Israel has insisted that Abbas’ forces monitor the borders, fearing that Hamas — which has launched thousands of rockets into Israel in the past decade — could divert cement, steel and other goods for military purposes. Hamas says it will let the Western-backed unity government operate but could easily sabotage reconstruction efforts if it feels it is relinquishing too much authority.

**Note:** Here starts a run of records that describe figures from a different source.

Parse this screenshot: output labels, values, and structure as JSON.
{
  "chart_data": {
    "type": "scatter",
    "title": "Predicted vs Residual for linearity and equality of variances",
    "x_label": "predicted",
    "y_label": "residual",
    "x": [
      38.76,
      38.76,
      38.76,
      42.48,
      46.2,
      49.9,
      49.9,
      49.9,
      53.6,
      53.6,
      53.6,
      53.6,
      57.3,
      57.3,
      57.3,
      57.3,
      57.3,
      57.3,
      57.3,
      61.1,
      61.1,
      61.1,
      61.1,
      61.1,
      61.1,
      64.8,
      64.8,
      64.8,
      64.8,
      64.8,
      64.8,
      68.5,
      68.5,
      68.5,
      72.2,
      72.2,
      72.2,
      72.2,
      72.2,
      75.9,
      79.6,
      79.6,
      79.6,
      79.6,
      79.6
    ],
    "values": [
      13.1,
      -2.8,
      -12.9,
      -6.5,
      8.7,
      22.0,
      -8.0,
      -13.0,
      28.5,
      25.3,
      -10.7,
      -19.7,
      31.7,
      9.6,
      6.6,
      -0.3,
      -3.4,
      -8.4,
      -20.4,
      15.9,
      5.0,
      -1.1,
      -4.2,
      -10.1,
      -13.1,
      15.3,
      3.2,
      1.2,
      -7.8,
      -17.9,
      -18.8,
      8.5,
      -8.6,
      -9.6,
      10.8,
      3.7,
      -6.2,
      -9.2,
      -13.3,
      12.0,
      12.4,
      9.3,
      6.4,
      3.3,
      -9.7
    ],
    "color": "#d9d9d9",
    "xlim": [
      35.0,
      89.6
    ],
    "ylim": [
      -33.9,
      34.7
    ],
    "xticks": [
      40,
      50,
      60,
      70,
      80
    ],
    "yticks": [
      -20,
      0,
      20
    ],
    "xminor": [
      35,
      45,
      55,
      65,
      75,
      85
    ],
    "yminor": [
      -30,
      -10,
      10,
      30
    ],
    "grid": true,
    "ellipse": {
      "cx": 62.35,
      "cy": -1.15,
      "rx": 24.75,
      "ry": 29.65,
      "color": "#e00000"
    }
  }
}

The toppling of long-ruling dictator Moammar Gadhafi in a NATO-backed uprising in 2011 left a power vacuum that has been filled by former rebel brigades, local and tribal militias, and Islamic extremists. The internationally recognized government is forced to meet in the eastern city of Tobruk, while powerful militias loosely allied with a rival Islamist-led government control the capital Tripoli and its international airport, which was largely destroyed in fighting over the summer. In eastern Libya, renegade Gen. Khalifa Hifter has been battling Islamic extremist groups, including one implicated in the 2012 attack on the U.S. diplomatic facility in Benghazi that killed the ambassador and three other Americans.

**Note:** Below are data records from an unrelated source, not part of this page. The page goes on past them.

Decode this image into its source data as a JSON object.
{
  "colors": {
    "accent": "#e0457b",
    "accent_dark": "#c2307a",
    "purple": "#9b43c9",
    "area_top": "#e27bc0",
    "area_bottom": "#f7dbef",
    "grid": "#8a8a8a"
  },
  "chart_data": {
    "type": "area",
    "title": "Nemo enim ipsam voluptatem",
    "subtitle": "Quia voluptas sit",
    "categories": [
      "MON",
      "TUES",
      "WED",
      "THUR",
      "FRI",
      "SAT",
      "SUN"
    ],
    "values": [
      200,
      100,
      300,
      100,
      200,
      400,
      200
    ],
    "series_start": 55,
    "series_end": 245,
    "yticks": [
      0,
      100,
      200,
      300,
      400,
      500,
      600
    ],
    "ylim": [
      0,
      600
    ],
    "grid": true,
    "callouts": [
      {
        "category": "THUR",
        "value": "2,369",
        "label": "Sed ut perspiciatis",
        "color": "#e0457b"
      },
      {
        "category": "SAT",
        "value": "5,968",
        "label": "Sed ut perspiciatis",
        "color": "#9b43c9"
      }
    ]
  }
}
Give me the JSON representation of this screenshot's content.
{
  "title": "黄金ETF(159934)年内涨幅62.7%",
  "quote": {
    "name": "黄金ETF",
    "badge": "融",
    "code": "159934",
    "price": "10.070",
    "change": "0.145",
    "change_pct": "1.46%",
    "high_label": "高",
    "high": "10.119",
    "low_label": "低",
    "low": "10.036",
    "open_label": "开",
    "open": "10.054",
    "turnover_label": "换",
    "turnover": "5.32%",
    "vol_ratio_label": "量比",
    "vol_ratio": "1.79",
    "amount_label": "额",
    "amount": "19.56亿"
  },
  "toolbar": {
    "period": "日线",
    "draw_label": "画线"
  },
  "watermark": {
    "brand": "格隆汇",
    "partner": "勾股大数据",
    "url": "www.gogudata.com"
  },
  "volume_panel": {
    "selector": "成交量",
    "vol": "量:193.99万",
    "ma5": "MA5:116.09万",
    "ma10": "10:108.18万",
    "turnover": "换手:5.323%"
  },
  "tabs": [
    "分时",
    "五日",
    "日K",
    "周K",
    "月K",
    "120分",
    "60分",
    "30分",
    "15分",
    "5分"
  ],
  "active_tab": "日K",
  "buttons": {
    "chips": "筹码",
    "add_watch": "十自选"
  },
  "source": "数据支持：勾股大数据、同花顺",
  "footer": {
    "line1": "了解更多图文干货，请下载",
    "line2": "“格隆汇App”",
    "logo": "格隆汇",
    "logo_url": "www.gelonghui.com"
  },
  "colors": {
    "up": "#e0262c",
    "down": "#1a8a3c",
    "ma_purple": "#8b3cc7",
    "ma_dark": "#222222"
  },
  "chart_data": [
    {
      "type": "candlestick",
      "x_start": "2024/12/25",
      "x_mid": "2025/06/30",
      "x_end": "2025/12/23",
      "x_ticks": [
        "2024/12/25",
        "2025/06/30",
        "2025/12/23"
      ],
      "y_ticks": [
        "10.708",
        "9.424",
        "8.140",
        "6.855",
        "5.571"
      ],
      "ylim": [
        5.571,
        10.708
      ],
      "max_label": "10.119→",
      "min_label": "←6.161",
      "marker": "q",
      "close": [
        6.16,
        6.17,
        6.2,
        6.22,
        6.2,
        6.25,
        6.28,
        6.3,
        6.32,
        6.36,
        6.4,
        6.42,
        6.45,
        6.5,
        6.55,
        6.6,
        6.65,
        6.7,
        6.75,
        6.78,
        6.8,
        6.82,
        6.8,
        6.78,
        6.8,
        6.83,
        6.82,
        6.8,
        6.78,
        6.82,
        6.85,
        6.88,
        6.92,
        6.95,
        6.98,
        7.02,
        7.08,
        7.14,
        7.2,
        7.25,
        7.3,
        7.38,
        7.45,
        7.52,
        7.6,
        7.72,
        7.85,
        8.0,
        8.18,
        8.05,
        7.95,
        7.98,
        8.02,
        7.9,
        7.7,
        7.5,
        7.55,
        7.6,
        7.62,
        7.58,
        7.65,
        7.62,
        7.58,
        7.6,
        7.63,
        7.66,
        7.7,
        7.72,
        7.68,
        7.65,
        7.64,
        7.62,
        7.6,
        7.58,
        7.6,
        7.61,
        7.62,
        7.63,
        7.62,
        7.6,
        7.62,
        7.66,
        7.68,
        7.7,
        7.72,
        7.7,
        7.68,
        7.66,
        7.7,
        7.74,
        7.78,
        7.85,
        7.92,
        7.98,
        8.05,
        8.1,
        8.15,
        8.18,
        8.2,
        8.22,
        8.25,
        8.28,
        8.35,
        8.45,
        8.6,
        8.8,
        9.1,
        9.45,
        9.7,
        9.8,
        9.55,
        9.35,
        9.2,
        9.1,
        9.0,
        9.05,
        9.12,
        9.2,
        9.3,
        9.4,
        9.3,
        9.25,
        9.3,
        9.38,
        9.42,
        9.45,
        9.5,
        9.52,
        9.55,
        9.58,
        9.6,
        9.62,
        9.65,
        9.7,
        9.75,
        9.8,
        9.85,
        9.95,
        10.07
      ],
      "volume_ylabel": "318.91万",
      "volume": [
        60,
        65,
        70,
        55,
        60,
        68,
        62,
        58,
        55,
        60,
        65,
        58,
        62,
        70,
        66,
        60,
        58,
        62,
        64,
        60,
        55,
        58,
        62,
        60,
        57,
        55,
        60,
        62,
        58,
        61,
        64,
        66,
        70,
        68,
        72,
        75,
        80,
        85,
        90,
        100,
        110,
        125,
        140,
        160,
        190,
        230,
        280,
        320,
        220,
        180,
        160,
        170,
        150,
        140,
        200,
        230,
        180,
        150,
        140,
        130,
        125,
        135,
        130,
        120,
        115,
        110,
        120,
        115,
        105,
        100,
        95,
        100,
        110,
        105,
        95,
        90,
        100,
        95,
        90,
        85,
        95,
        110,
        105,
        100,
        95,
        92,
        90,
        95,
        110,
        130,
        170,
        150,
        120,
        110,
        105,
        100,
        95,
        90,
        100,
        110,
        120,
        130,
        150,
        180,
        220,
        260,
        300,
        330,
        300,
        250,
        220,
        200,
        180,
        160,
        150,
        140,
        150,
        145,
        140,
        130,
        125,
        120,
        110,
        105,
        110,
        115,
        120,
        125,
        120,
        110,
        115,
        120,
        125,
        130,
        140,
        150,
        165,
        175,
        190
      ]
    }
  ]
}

Since the start of the year, Shiite rebels known as the Houthis have swept out of their northern enclave and routed Sunni militants allied with the Islamist Islah party as well as Yemen’s U.S.-backed security forces. The Houthis seized the capital Sanaa last month and captured the Red Sea port city of Hodeida on Tuesday. Their opponents view them as an Iranian-backed proxy bent on controlling Yemen, while the Houthis insist they simply want a more representative national government that can combat corruption and secure the country. Yemen also has an increasingly assertive separatist movement in the south and is home to al-Qaida in the Arabian Peninsula, long seen as one of the most potent affiliates of the global terrorist network.
AFGHANISTAN AND PAKISTAN
More than a decade after the U.S.-led invasion drove the Taliban from power in the wake of the Sept. 11, 2001 attacks, the Islamic extremist group is at war with the Western-backed Afghan government, which last month agreed to allow some U.S. and NATO forces to remain in the country past the end of the year.
In neighboring Pakistan, a local offshoot of the Taliban as well as other insurgents regularly carry out attacks, including a brazen raid on Karachi’s international airport in June. Shortly thereafter, Pakistan launched a military offensive in North Waziristan, a tribal region along the Afghan border from which militants have long staged attacks on both countries.